Rank vs. Distinct

distinctoraclerank

Just for curiosity, if I have to use rank to tag distinct values for some columns only, and ignore whatever different values occurred on other columns, why not use distinct and just remove the other columns? Any real life examples?

SELECT * FROM (
SELECT
 col1,
 col2,
 col3,
 col4,
 row_number () over (partition by col1, col2 ORDER BY col3) RN
FROM table) tmp_table
WHERE rn = 1

vs.

SELECT DISTINCT
 col1,
 col2
FROM table

When ordered by col3, there is a chance you can get different values of col3 compared to rank 2, right?

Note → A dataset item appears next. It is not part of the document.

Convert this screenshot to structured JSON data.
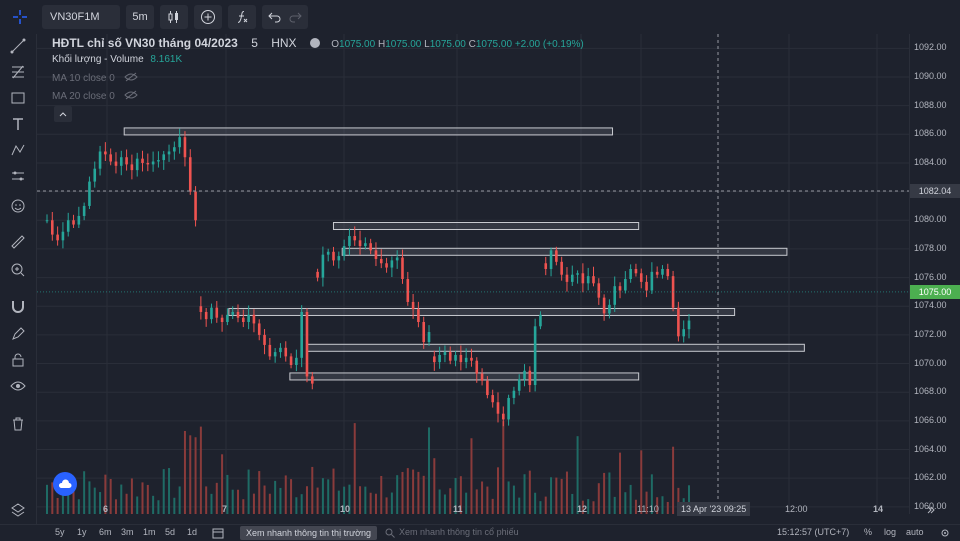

Then if that col3 is not important because it is not consistent, why not use distinct instead for only col1 and col2?

Best Answer

When ordered by col3, there is a chance you can get different values of col3 compared to rank 2, right?

Yes, if I understand correctly what you are asking.

Then if that col3 is not important because it is not consistent, why not use distinct instead for only col1 and col2?

The difference between query 1 and 2 and is that query 1 returns more information than 2. It includes columns col3 and col4 in the output.

While query-2 returns all the distinct values of col1 and col2, query-1 returns all the distinct values of col1 and col2 plus the values of col3 and col4 from the first row (ordered by col3) of each group (ie. each col1 + col2 combination).

Just for curiosity, if I have to use rank to tag distinct values for some columns only, and ignore whatever different values occurred on other columns, why not use distinct and just remove the other columns?

Yes, if you don't need the rest of the columns, but only col1 and col2, there is no difference.